Their approach to adults – and, I think, their more recent approach to children – requires a bit more subtlety but goes a step further. Rather than settling for making adults despise the medium – which they still do, to be sure – they aim to make its very ideals despicable in the eyes of its readers. After all, we know what Orcs think about heroes:
"There's a great fighter about, one of those bloody-handed Elves, or one of the filthy tarks."
What's a tark, you ask? For the etymology of the term, please see the Appendix to The Return of the King. However, to our excellent diversity-minded modern Orcs, Frodo son of Drogo is just as much a tark as Aragorn son of Arathorn. It's all the same to them, and they're as tired as hell of it. Enough with your Hectors, your Beowulfs, your Rolands, your Arthurs! No more Gilgameshes and Galahads and Godfreys! Grow up! Give us something different! Except, when they say, "give us," they really mean, "give the great unwashed masses," because these Orcs always know what's best for everyone else.

To accomplish their ends of making the ideals of Fantasy despicable, they create (as Saruman his pitifully derivative pits and engines) meta-stories, stories that masquerade as Fantasy but serve rather to browbeat the casual reader and insult the perspicacious or principled reader through "subversion" and "deconstruction." The condescension of the dream machinery mentioned above now comes out in the open and slaps the reader in the face.

In the end, of course, such stories are read only by critics and other writers, and the sub-genre becomes a Worm Ouroboros, devouring its own tail. The one to whom Tolkien and Lewis, or even Howard and Smith, are like fine wine, decried now as a fool who reads knaves, flees with terror before the face of such insipid, self-regarding, effete, irrelevant "literature" as the Fellowship of the Ring fled the Balrog, except in this case there's no fire to ignite his mantle of darkness, because "No Smoking" signs are hung on all the walls.
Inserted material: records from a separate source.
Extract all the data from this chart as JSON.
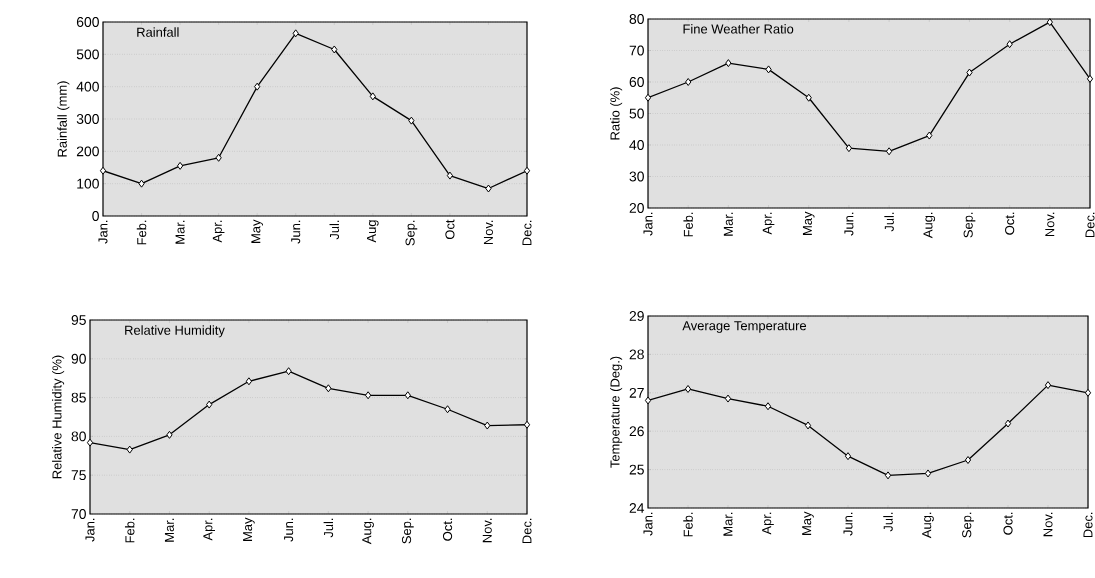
{
  "chart_data": [
    {
      "type": "line",
      "title": "Rainfall",
      "ylabel": "Rainfall (mm)",
      "categories": [
        "Jan.",
        "Feb.",
        "Mar.",
        "Apr.",
        "May",
        "Jun.",
        "Jul.",
        "Aug",
        "Sep.",
        "Oct",
        "Nov.",
        "Dec."
      ],
      "series": [
        {
          "color": "#000000",
          "values": [
            140,
            100,
            155,
            180,
            400,
            565,
            515,
            370,
            295,
            125,
            85,
            140
          ]
        }
      ],
      "ylim": [
        0,
        600
      ],
      "yticks": [
        0,
        100,
        200,
        300,
        400,
        500,
        600
      ],
      "grid": "y",
      "marker": "diamond",
      "line_style": "solid"
    },
    {
      "type": "line",
      "title": "Fine Weather Ratio",
      "ylabel": "Ratio (%)",
      "categories": [
        "Jan.",
        "Feb.",
        "Mar.",
        "Apr.",
        "May",
        "Jun.",
        "Jul.",
        "Aug.",
        "Sep.",
        "Oct.",
        "Nov.",
        "Dec."
      ],
      "series": [
        {
          "color": "#000000",
          "values": [
            55,
            60,
            66,
            64,
            55,
            39,
            38,
            43,
            63,
            72,
            79,
            61
          ]
        }
      ],
      "ylim": [
        20,
        80
      ],
      "yticks": [
        20,
        30,
        40,
        50,
        60,
        70,
        80
      ],
      "grid": "y",
      "marker": "diamond",
      "line_style": "solid"
    },
    {
      "type": "line",
      "title": "Relative Humidity",
      "ylabel": "Relative Humidity (%)",
      "categories": [
        "Jan.",
        "Feb.",
        "Mar.",
        "Apr.",
        "May",
        "Jun.",
        "Jul.",
        "Aug.",
        "Sep.",
        "Oct.",
        "Nov.",
        "Dec."
      ],
      "series": [
        {
          "color": "#000000",
          "values": [
            79.2,
            78.3,
            80.2,
            84.1,
            87.1,
            88.4,
            86.2,
            85.3,
            85.3,
            83.5,
            81.4,
            81.5
          ]
        }
      ],
      "ylim": [
        70,
        95
      ],
      "yticks": [
        70,
        75,
        80,
        85,
        90,
        95
      ],
      "grid": "y",
      "marker": "diamond",
      "line_style": "solid"
    },
    {
      "type": "line",
      "title": "Average Temperature",
      "ylabel": "Temperature (Deg.)",
      "categories": [
        "Jan.",
        "Feb.",
        "Mar.",
        "Apr.",
        "May",
        "Jun.",
        "Jul.",
        "Aug.",
        "Sep.",
        "Oct.",
        "Nov.",
        "Dec."
      ],
      "series": [
        {
          "color": "#000000",
          "values": [
            26.8,
            27.1,
            26.85,
            26.65,
            26.15,
            25.35,
            24.85,
            24.9,
            25.25,
            26.2,
            27.2,
            27.0
          ]
        }
      ],
      "ylim": [
        24,
        29
      ],
      "yticks": [
        24,
        25,
        26,
        27,
        28,
        29
      ],
      "grid": "y",
      "marker": "diamond",
      "line_style": "solid"
    }
  ]
}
Here, then, are the three main thrusts of the Orcs' assault on Fantasy:
  1. Keep people from reading Fantasy.
  2. Make Fantasy seem unreal and silly.
  3. Mock the ideals of Fantasy.
To which I reply with the words of the Marsh-Wiggle:
"Suppose we have only dreamed, or made up, all those things – trees and grass and sun and moon and stars and Aslan himself. Suppose we have. Then all I can say is that, in that case, the made-up things seem a good deal more important than the real ones. Suppose this black pit of a kingdom of yours is the only world. Well, it strikes me as a pretty poor one. And that's a funny thing, when you come to think of it. We're just babies making up a game, if you're right. But four babies playing a game can make a play-world which licks your real world hollow. That's why I'm going to stand by the play-world."
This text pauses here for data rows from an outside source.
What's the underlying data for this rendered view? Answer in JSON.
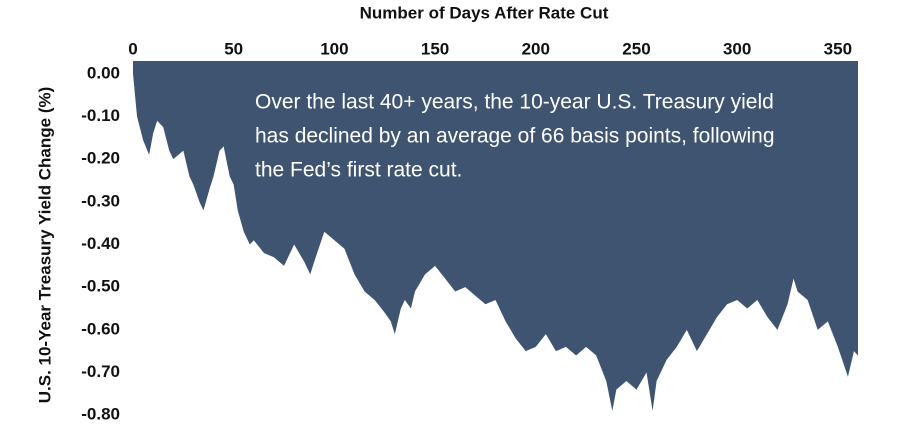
{
  "chart_data": {
    "type": "area",
    "xlabel": "Number of Days After Rate Cut",
    "ylabel": "U.S. 10-Year Treasury Yield Change (%)",
    "annotation": [
      "Over the last 40+ years, the 10-year U.S. Treasury yield",
      "has declined by an average of 66 basis points, following",
      "the Fed’s first rate cut."
    ],
    "color": "#3f5470",
    "x": [
      0,
      2,
      5,
      8,
      10,
      12,
      15,
      18,
      20,
      25,
      28,
      30,
      33,
      35,
      38,
      40,
      43,
      45,
      48,
      50,
      52,
      55,
      58,
      60,
      65,
      70,
      75,
      80,
      85,
      88,
      90,
      95,
      100,
      105,
      110,
      115,
      120,
      125,
      128,
      130,
      133,
      135,
      138,
      140,
      145,
      150,
      155,
      160,
      165,
      170,
      175,
      180,
      185,
      190,
      195,
      200,
      205,
      210,
      215,
      220,
      225,
      230,
      235,
      238,
      240,
      245,
      250,
      255,
      258,
      260,
      265,
      270,
      275,
      280,
      285,
      290,
      295,
      300,
      305,
      310,
      315,
      320,
      325,
      328,
      330,
      335,
      340,
      345,
      350,
      355,
      358,
      360
    ],
    "values": [
      0,
      -0.1,
      -0.155,
      -0.19,
      -0.14,
      -0.11,
      -0.125,
      -0.18,
      -0.2,
      -0.18,
      -0.24,
      -0.26,
      -0.3,
      -0.32,
      -0.27,
      -0.24,
      -0.18,
      -0.17,
      -0.24,
      -0.26,
      -0.32,
      -0.37,
      -0.4,
      -0.39,
      -0.42,
      -0.43,
      -0.45,
      -0.4,
      -0.44,
      -0.47,
      -0.44,
      -0.37,
      -0.39,
      -0.41,
      -0.47,
      -0.51,
      -0.53,
      -0.56,
      -0.58,
      -0.61,
      -0.55,
      -0.53,
      -0.55,
      -0.51,
      -0.47,
      -0.45,
      -0.48,
      -0.51,
      -0.5,
      -0.52,
      -0.54,
      -0.53,
      -0.58,
      -0.62,
      -0.65,
      -0.64,
      -0.61,
      -0.65,
      -0.64,
      -0.66,
      -0.64,
      -0.66,
      -0.72,
      -0.79,
      -0.74,
      -0.72,
      -0.74,
      -0.7,
      -0.79,
      -0.72,
      -0.67,
      -0.64,
      -0.6,
      -0.65,
      -0.61,
      -0.57,
      -0.54,
      -0.53,
      -0.55,
      -0.53,
      -0.57,
      -0.6,
      -0.54,
      -0.48,
      -0.51,
      -0.53,
      -0.6,
      -0.58,
      -0.64,
      -0.71,
      -0.65,
      -0.66
    ],
    "xlim": [
      0,
      360
    ],
    "ylim": [
      -0.83,
      0.03
    ],
    "xticks": [
      0,
      50,
      100,
      150,
      200,
      250,
      300,
      350
    ],
    "yticks": [
      {
        "value": 0,
        "label": "0.00"
      },
      {
        "value": -0.1,
        "label": "-0.10"
      },
      {
        "value": -0.2,
        "label": "-0.20"
      },
      {
        "value": -0.3,
        "label": "-0.30"
      },
      {
        "value": -0.4,
        "label": "-0.40"
      },
      {
        "value": -0.5,
        "label": "-0.50"
      },
      {
        "value": -0.6,
        "label": "-0.60"
      },
      {
        "value": -0.7,
        "label": "-0.70"
      },
      {
        "value": -0.8,
        "label": "-0.80"
      }
    ]
  }
}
And so I'll keep looking for the land of the sun, though all the Orcs ever spawned oppose me. I'll keep reading (and trying to write) books that aren't afraid to tell tales straightforwardly, without the winks and nods and other cheap tricks the literati use to dress up the watery barf they call "writing." I'll keep painting pictures of flowers and insects and saints and princesses and knights without an iota of irony, commentary, or self-reference. And I'll read my children the stories I like, and guide them (for a brief time) through the beauties and terrors of the world, and protect them, until they are mature enough to fight for themselves, from the clutches of "experts" whose smiling, concerned faces hide the hearts of Orcs.
"The world is all grown strange. [...] How shall a man judge what to do in such times?"
     "As he ever has judged," said Aragorn. "Good and ill have not changed since yesteryear; nor are they one thing among Elves and Dwarves and another among Men. It is a man's part to discern them, as much in the Golden Wood as in his own house."
It's not the first time the Orcs have tried to take over, and it won't be the last. The proper responses are the same as ever: Escape, Disgust, Anger, Condemnation, and Revolt.